Parler pour ne rien dire

Raymond Devos est un humoriste et comédien resté célèbre pour ses jeux de mots, ses qualités de mime, son goût pour les paradoxes cocasses, le non-sens et la dérision et qui hérite de sa mère sa sensibilité artistique. Il est le papa d’Emmanuelle, célèbre actrice.

Tout jeune encore, il découvre son don pour raconter des histoires et captiver son auditoire. Mais il doit arrêter ses études à 13 ans à cause des graves problèmes financiers que connaît sa famille, sans pouvoir assouvir sa soif de connaissances. Cela restera comme son plus grand regret et lui donnera cette posture d’éternel étudiant, fasciné par le savoir.

C’est donc par lui-même qu’il parfait sa culture et sa maîtrise de la langue française et de la musique. Son univers familial le prédispose à jongler avec la musique. Son père joue de l’orgue et du piano, sa mère du violon et de la mandoline, son oncle de la clarinette. Il apprendra lui-même des instruments aussi divers que la harpe, la guitare, la trompette,…

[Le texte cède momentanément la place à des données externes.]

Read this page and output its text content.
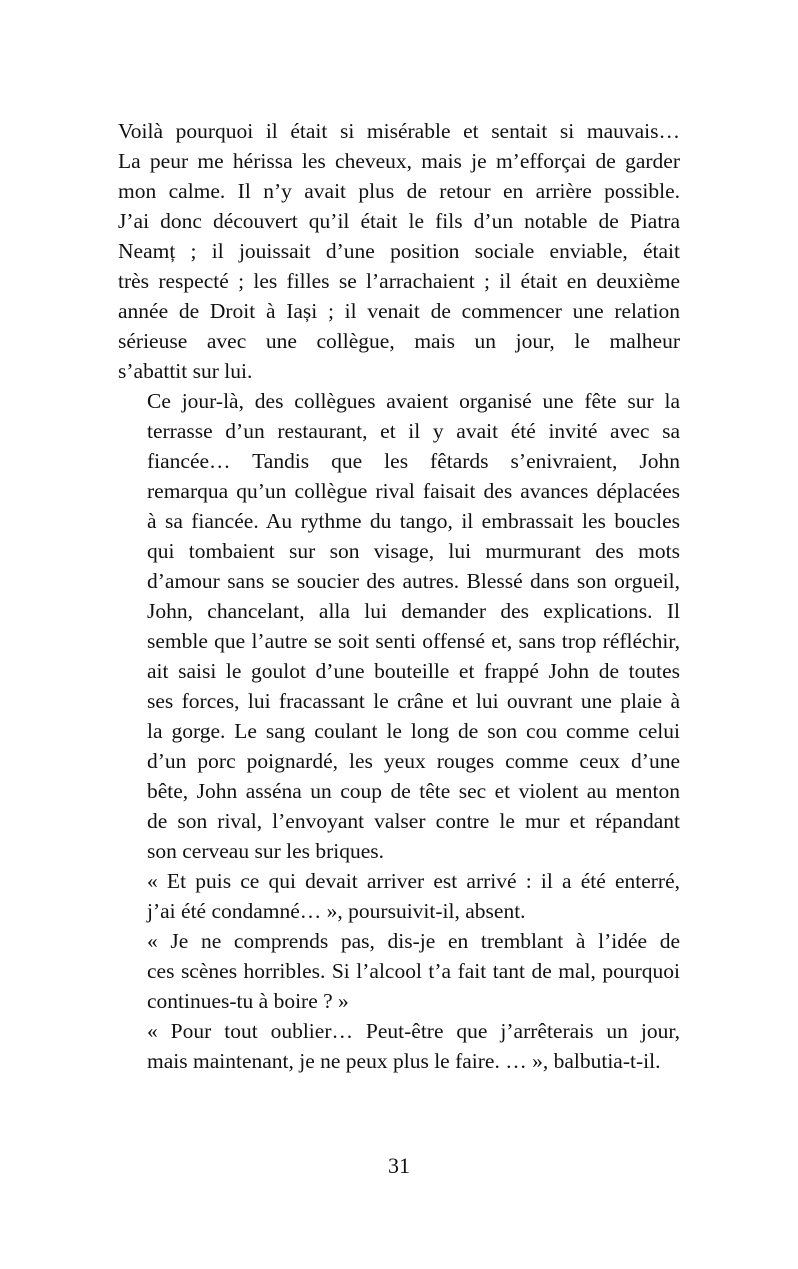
Voilà pourquoi il était si misérable et sentait si mauvais…
La peur me hérissa les cheveux, mais je m’efforçai de garder
mon calme. Il n’y avait plus de retour en arrière possible.
J’ai donc découvert qu’il était le fils d’un notable de Piatra
Neamț ; il jouissait d’une position sociale enviable, était
très respecté ; les filles se l’arrachaient ; il était en deuxième
année de Droit à Iași ; il venait de commencer une relation
sérieuse avec une collègue, mais un jour, le malheur
s’abattit sur lui.

Ce jour-là, des collègues avaient organisé une fête sur la
terrasse d’un restaurant, et il y avait été invité avec sa
fiancée… Tandis que les fêtards s’enivraient, John
remarqua qu’un collègue rival faisait des avances déplacées
à sa fiancée. Au rythme du tango, il embrassait les boucles
qui tombaient sur son visage, lui murmurant des mots
d’amour sans se soucier des autres. Blessé dans son orgueil,
John, chancelant, alla lui demander des explications. Il
semble que l’autre se soit senti offensé et, sans trop réfléchir,
ait saisi le goulot d’une bouteille et frappé John de toutes
ses forces, lui fracassant le crâne et lui ouvrant une plaie à
la gorge. Le sang coulant le long de son cou comme celui
d’un porc poignardé, les yeux rouges comme ceux d’une
bête, John asséna un coup de tête sec et violent au menton
de son rival, l’envoyant valser contre le mur et répandant
son cerveau sur les briques.

« Et puis ce qui devait arriver est arrivé : il a été enterré,
j’ai été condamné… », poursuivit-il, absent.

« Je ne comprends pas, dis-je en tremblant à l’idée de
ces scènes horribles. Si l’alcool t’a fait tant de mal, pourquoi
continues-tu à boire ? »

« Pour tout oublier… Peut-être que j’arrêterais un jour,
mais maintenant, je ne peux plus le faire. … », balbutia-t-il.

31
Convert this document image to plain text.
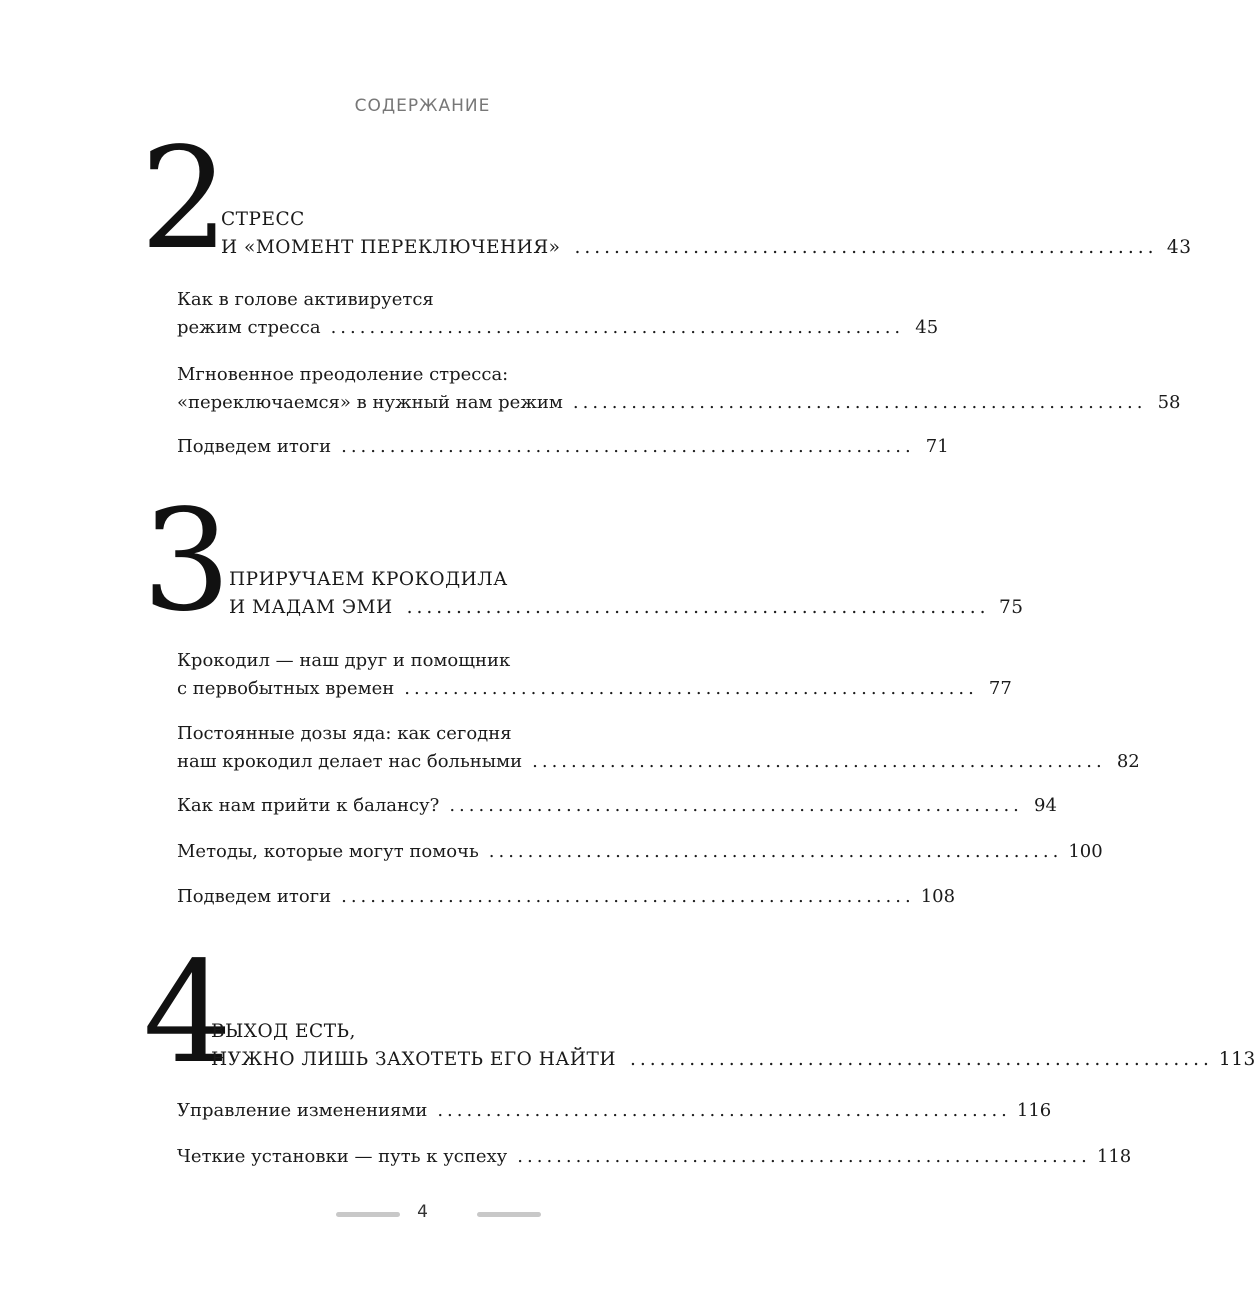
СОДЕРЖАНИЕ
2
СТРЕСС
И «МОМЕНТ ПЕРЕКЛЮЧЕНИЯ» ........................................................... 43
Как в голове активируется
режим стресса ........................................................... 45
Мгновенное преодоление стресса:
«переключаемся» в нужный нам режим ........................................................... 58
Подведем итоги ........................................................... 71
3
ПРИРУЧАЕМ КРОКОДИЛА
И МАДАМ ЭМИ ........................................................... 75
Крокодил — наш друг и помощник
с первобытных времен ........................................................... 77
Постоянные дозы яда: как сегодня
наш крокодил делает нас больными ........................................................... 82
Как нам прийти к балансу? ........................................................... 94
Методы, которые могут помочь ........................................................... 100
Подведем итоги ........................................................... 108
4
ВЫХОД ЕСТЬ,
НУЖНО ЛИШЬ ЗАХОТЕТЬ ЕГО НАЙТИ ........................................................... 113
Управление изменениями ........................................................... 116
Четкие установки — путь к успеху ........................................................... 118
4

La faillite de l’entreprise de son père les contraint d’aller en banlieue parisienne, où sa famille vivra dans des conditions difficiles. Avec toute sa volonté et son acharnement à devenir artiste, il observe avec ravissement les spectacles de rue, comme ceux des forains.


Après la Libération, Devos enrichit son bagage d’une nouvelle expérience, celle de mime, rencontrant notamment Marcel Marceau. Il prend ensuite des cours de théâtre et, en 1948, monte un numéro burlesque « les trois cousins », avec André Gille et Georges Denis. Un duo avec Robert Verbeke succède ensuite au trio.

Mais c’est au hasard d’une tournée théâtrale des villes casinos qu’il découvre l’absurde et le comique de situation. Interrogeant un maître d’hôtel, « Je voudrais voir la mer », il se voit répondre « Vous n’y pensez pas, elle est démontée ». « Quand la remontera-t-on ? » insiste-t-il. « C’est une question de temps »… Ces quatre répliques lui donnent la matière à un sketch, La mer, puis bientôt à un autre, Le car pour Caen.


Remarqué par Maurice Chevalier, il passe en première partie de son spectacle et y gagne la consécration. Son sketch Le plaisir des sens le rend célèbre : « Mais dis-moi laitier, ton lait va tourner ! », apostrophe auquel le laitier en question, pris sur un rond-point ne donnant que sur des sens interdits, répond par « T’en fais pas, je fais mon beurre ».

Son propre spectacle s’enrichit sans cesse : mime, comédien, musicien, jongleur, équilibriste sur monocycle, prestidigitateur… Il jongle aussi bien avec des petites balles qu’avec des boules de cinq kilogrammes. Ses prouesses physiques sur scène suscitent l’étonnement puis le rire, en regard de sa silhouette rebondie, avec son pantalon retenu sous le ventre par des bretelles.

Très différent d’un Coluche malgré une référence commune au clown, l’humour de Raymond Devos frise parfois la mathématique fondamentale, comme lorsqu’il explique que « Si on peut trouver moins que rien, c’est que rien vaut déjà quelque chose » ou que « Pour trois fois rien, on peut déjà acheter quelque chose ».